I just turn and stalk out of the dining room, slamming through the front door and out onto the porch. The air is warm and

thick, and through the birch leaves, the ocean is so bright in the sun that I have to squint.

I run a hand through my hair. Coexisting with the uninvited roommates is clearly going to be harder than I was hoping.

Maybe I should buy a hot plate. Plug it into an outlet in the living room, just so I can cook and avoid my dad.

My phone buzzes in my pocket. I pull it out and find a text notification on the screen, a name bolded at the top: NATHAN DALEY.

I tap on the message.

Hey, Marc and Katy and I are going to the pond later to swim. You want to join?

I stare at my phone. For a second, everything else disappears.

Three dots pop up. And then a second message comes in.

No pressure. But it’s a fun locals spot.

A smile creeps across my face, and somehow, the knot in my chest loosens.

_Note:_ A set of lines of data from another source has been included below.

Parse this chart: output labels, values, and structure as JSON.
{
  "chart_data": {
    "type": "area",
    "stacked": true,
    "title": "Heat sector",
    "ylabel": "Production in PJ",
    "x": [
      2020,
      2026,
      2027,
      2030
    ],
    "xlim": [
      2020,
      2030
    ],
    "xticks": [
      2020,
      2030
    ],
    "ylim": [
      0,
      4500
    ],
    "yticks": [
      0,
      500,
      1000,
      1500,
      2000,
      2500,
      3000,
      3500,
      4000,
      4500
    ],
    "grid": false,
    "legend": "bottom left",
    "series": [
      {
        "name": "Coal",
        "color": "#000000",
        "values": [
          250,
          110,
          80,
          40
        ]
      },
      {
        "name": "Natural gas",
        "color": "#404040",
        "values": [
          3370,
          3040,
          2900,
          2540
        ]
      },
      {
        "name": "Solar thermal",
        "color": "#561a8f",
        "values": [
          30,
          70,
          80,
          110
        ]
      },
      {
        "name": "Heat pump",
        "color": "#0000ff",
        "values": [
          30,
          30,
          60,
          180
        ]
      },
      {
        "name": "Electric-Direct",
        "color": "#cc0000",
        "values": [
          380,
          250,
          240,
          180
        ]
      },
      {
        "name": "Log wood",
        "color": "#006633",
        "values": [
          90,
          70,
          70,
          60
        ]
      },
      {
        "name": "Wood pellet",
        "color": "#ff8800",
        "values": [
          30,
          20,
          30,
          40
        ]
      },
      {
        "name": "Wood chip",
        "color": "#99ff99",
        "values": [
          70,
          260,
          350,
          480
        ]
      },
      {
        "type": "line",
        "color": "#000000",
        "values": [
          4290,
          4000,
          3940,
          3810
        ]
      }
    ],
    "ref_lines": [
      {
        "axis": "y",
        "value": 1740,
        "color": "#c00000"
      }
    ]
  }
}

The invisible walls closing in around me vanish.

I run my teeth over my bottom lip. And then I type, I’d love to join. Where’s the pond?

A few seconds pass, and then Nathan writes back, I’ll send you a pin. Google usually can’t find it.

A few more seconds go by, and then my phone buzzes again. He’s sent a dropped pin location—a small spot of blue on Google

Maps, surrounded by a whole lot of green, just off a road labeled Willet Lane.

Another text pops up: See you around 1?

I send him a quick thumbs-up and then shove my phone in my pocket and go back inside the cottage to look for my bathing suit.

I got groceries. That’s enough for now. The cooking can wait.